Visie op Sociale opbrengsten
Wat verstaan scholen onder sociale opbrengsten?
Op school leren kinderen vaardigheden die nodig zijn om op een goede manier met anderen om te gaan. En om hun steentje bij te dragen aan de samenleving. Het gaat om vaardigheden zoals samenwerken, ruzies oplossen en jezelf weten te redden. Door deze vaardigheden is de sfeer op school fijn en veilig. En verbeteren de leerprestaties. Kinderen nemen op een positieve manier deel aan de maatschappij.

Belangrijk is hoe je met jezelf en met elkaar omgaat; het gaat om meedoen en meebepalen. Niet alleen over je voegen naar de anderen: de groep, de maatschappij. Sociale competentie is ook invloed uitoefenen op je omgeving. Het gaat daarbij om het evenwicht.
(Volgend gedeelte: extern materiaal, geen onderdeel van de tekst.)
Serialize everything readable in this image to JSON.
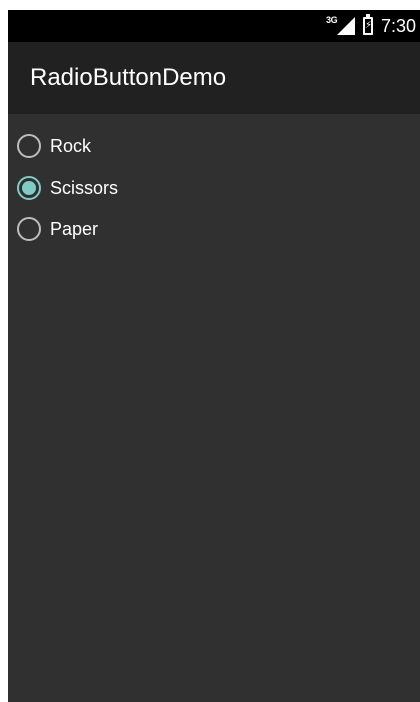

De verwachtingen die je aan sociaal competent gedrag mag stellen, zijn voor elke leeftijd anders. Een kleuter lost een ruzie bijvoorbeeld anders op dan een leerling uit de bovenbouw.
Iemand is sociaal competent als deze persoon zowel rekening houdt met zijn eigen belangen als met die van een ander. En als hij dit doet volgens de waarden en normen die in zijn samenleving gelden. Hiervoor zijn kennis, vaardigheden en een juiste houding nodig.
Kennis heeft te maken met weten en kennen.
Vaardigheden hebben te maken met doen en kunnen.
Houding heeft te maken met willen en durven.
Er zijn natuurlijk ook andere aspecten van invloed op de houding van een kind. Bijvoorbeeld de gevoelens van een kind en het beeld dat hij of zij van zichzelf en de ander heeft.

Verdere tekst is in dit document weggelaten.